Most times what an adult sees sitting down, a child never gets to see even on the heighest peak of a mountain. You must have exhibited certain traits back in your youth to make her apprehensive about your conduct. It has nothing to do with moral laxity at times but in the way you ignore meaningful advice or through an act of persistence stubbornness or carelessness.
You got pregnant because you were careless. If it was difficult for you and your boyfriend to stay away from each other, common sense should have told you to use a protection. For a young girl who is at the crucial stage of her life, who has plans for the future, you took too much for granted when you decided to make love with your boyfriend without protecting yourself against pregnancy.

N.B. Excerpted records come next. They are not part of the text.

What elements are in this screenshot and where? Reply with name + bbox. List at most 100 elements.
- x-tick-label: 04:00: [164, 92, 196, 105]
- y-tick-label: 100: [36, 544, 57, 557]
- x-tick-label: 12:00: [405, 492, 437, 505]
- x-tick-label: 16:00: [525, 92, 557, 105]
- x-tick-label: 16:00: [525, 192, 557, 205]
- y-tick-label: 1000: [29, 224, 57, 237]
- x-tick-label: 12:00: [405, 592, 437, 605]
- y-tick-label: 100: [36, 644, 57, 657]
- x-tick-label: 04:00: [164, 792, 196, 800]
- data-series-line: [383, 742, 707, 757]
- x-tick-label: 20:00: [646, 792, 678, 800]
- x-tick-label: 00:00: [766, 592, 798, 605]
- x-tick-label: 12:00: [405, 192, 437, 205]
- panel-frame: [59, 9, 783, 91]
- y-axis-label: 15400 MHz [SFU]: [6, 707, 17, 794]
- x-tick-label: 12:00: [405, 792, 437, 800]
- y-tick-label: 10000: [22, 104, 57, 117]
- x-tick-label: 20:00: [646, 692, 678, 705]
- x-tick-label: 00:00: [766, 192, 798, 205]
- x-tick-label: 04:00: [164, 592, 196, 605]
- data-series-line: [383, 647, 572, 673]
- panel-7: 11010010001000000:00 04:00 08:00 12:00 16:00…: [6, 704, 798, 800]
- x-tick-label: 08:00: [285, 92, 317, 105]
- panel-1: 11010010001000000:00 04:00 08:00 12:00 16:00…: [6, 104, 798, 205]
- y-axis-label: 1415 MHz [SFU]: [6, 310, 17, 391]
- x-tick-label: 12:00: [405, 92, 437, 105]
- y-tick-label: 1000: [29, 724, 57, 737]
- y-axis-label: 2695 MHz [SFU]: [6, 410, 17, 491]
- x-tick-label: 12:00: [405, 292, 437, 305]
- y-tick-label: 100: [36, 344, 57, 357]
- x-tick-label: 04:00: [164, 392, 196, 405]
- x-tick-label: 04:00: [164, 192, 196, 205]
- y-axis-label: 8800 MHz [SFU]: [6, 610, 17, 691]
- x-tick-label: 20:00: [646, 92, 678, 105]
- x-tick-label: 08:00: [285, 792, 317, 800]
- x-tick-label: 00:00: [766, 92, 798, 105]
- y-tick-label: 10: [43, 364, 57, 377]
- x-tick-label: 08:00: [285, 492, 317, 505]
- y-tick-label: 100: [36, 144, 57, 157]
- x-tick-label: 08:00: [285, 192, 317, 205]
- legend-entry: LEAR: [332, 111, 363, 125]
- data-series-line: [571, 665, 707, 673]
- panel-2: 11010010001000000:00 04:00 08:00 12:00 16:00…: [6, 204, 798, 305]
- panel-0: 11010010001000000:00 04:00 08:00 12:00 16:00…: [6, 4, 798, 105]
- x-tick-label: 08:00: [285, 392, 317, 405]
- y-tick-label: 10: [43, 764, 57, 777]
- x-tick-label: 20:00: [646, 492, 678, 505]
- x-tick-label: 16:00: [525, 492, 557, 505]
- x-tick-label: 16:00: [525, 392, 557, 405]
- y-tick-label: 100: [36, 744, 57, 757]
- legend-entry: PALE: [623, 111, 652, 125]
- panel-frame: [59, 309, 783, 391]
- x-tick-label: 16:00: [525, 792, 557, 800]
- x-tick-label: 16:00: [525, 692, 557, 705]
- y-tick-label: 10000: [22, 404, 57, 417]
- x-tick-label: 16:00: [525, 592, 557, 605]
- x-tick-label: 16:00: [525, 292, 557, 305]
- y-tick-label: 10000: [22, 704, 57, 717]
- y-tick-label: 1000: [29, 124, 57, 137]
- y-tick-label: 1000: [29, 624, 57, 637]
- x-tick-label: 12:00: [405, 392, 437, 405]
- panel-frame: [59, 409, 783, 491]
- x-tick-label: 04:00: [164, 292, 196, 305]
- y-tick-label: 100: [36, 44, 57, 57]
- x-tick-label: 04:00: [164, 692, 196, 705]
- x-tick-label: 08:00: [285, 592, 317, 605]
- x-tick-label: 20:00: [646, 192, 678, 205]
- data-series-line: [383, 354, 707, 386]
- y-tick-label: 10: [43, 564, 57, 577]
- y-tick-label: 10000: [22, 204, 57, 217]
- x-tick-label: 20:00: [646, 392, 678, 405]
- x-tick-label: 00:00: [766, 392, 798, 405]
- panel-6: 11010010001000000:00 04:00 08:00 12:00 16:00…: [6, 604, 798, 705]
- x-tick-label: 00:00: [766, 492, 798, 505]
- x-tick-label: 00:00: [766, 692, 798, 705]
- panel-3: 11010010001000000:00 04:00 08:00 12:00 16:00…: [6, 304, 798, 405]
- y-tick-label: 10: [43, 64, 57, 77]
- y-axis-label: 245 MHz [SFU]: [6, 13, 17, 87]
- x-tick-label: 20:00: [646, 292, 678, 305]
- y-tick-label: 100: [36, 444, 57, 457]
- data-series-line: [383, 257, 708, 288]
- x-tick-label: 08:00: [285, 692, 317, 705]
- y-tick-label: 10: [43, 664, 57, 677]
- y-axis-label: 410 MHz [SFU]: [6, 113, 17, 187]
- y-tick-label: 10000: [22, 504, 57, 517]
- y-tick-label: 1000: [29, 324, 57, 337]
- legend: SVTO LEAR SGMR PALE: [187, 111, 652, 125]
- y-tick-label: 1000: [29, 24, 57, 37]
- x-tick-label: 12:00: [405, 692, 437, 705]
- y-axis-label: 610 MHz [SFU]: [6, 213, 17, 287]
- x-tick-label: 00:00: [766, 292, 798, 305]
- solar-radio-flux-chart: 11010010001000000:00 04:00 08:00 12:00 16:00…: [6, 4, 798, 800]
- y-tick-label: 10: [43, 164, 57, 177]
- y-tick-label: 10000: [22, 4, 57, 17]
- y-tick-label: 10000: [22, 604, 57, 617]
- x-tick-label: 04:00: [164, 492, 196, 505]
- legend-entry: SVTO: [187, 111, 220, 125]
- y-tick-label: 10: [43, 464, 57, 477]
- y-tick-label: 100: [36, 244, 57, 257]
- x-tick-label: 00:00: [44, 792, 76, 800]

Since you are already pregnant there is nothing you can do but to accept the inevitable. Thank goodness, your boyfriend isn’t denying you which is really commendable and makes the issue less complicating to handle.
Good too you are in the university which means, if you have the strength, you can combine baby making with having a good education. There is no reason, for you to stop going to school as long as you can cope. The university isn’t a secondary school where you get kicked out for getting pregnant.
If you can endure the snide remarks of your friends and mates for the length of the time the pregnancy is visible, you have nothing to be overtly worried about.
Don’t even contemplate abortion. Anything from death to damaging or losing your womb can happen. Besides, this child maybe your only one so if you abort it, you may never be able to get pregnant again or have a child.
These are inexplicable things, only God Himself understands so; don’t play God with your life or that of that innocent child who by the way has as much right to live as you do.
Resist doing something that you will later regret in life. The very people you are trying to please today are the same people who will turn round in later years to blame you for not keeping the pregnancy if any consequence develops from your decision to abort this baby.
Having made up his mind to marry you, your boyfriend should start from his family by informing them of the pending child. They in turn will accompany him to see your mother. At that level, they would know what to do to and say to pacify her.
Even though it would not entirely erase her disappointment, it would however cut it by half.
But beyond your mother and fear of what she would say, do you love your boyfriend enough to want to spend the rest of your life with him? Are you going with his plans because you are pregnant or that you really love him enough to give him your entire life?
The greatest mistake a woman or man can ever make in life is to be forced into a marriage by circumstances such as you are in now into a marriage you didn’t bargain for. It would be easier to manage life with a child outside wedlock than to go into an ill-prepared for marriage.
A bad marriage can bury bright dreams except God steps in with His grace.
I say this, to help you take the right decision on the issue of marriage. It is commendable for him to think of that option but is it what you really want considering you already have an unplanned baby on the way.
Go into this marriage only if you are sure both of you won’t regret the hurried decision in later years. It is best to struggle with a little child now than live through a really bad marriage.